Editorial: In defending Missouri's unconstitutional gun law, AG Schmitt aids the criminals

The Biden administration sued Missouri in federal court in Kansas City on Wednesday over the state’s bonkers attempt to nullify enforcement of federal gun laws here. The plainly unconstitutional state statute has already had the predictable result of hampering crime-fighting efforts. Yet state Attorney General Eric Schmitt is, in his typically grandstanding way, vowing to defend the statute, declaring: “The law is on our side.”

Perhaps Schmitt has lost his copy of the Constitution. Article 4, Section 2 plainly dictates that when federal and state law are in conflict, federal law “shall be the supreme Law of the Land.” The passage contains no asterisks allowing ideological extremists in a state to blithely declare some federal laws unenforceable because that’s what their base wants to hear.

Yet that’s what Missouri’s ruling Republicans did last year with passage of the so-called Second Amendment Preservation Act. The act says that any federal gun law that doesn’t have a corresponding law in Missouri statutes cannot be enforced within the state, with the threat of expensive judgments against any police agencies that do.

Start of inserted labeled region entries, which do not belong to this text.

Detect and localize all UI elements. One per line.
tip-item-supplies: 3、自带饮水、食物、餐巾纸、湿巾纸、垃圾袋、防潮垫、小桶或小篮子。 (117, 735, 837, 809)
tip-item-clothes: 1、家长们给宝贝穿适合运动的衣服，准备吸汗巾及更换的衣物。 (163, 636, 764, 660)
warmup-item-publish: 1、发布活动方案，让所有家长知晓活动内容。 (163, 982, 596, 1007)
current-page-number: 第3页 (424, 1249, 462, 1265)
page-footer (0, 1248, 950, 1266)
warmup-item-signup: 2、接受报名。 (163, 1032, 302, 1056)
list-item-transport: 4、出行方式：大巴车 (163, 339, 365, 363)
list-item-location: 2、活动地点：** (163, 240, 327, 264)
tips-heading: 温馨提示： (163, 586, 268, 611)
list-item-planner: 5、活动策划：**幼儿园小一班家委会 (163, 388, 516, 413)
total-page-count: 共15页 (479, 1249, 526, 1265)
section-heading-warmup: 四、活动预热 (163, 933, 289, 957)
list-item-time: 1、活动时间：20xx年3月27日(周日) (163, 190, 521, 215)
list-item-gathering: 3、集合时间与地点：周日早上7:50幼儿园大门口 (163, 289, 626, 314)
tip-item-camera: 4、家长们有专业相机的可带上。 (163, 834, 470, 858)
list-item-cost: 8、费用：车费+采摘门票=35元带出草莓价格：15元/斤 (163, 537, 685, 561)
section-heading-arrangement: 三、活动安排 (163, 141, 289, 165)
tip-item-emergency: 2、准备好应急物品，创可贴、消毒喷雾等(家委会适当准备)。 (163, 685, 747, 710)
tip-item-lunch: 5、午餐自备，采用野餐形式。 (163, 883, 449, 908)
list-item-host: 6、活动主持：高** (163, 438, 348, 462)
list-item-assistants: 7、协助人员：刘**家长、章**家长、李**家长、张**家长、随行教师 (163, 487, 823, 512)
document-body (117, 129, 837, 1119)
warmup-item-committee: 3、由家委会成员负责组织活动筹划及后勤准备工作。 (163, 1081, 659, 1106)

The bill’s culture-warrior authors no doubt thought this would look good on a bumper sticker. But in the real world, it has caused police to pull out of joint crime-fighting operations with the federal government, for fear of violating the law. “The Missouri law has had a harmful impact on public safety efforts within the state …,” the federal lawsuit claims. “Critical information that state and local offices previously shared with federal law enforcement officers to facilitate public safety and law enforcement is now frequently unavailable to federal law enforcement agencies in the same manner.”

Because of the Missouri act, the Justice Department has also pulled out of participation in Missouri’s “Safer Streets Initiative.” That was the successful state-federal joint crime-fighting effort that Schmitt established back when he was still doing his duty as attorney general, rather than using the powers of his office to pander to the hard right in service to his U.S. Senate bid.

In a statement, Schmitt accused the Biden administration of putting “partisan politics ahead of public safety.” That’s rich, from an attorney general who has abused his authority to intimidate school districts over masking policies, and now is defending a clearly illegal statute that is making it more difficult for police to fight crime.

The Missouri law, which is also being challenged by St. Louis and other plaintiffs in the state Supreme Court, doesn’t stand a chance of survival in the court system. Schmitt knows this as well as any other lawyer does. But as always these days, he is driven entirely by how many tough-talking headlines he can tout to the right-wing voters he hopes to win over in the Senate primary. Missouri’s potential crime victims, like its potential coronavirus victims, stand to pay a high price for Schmitt’s ambition.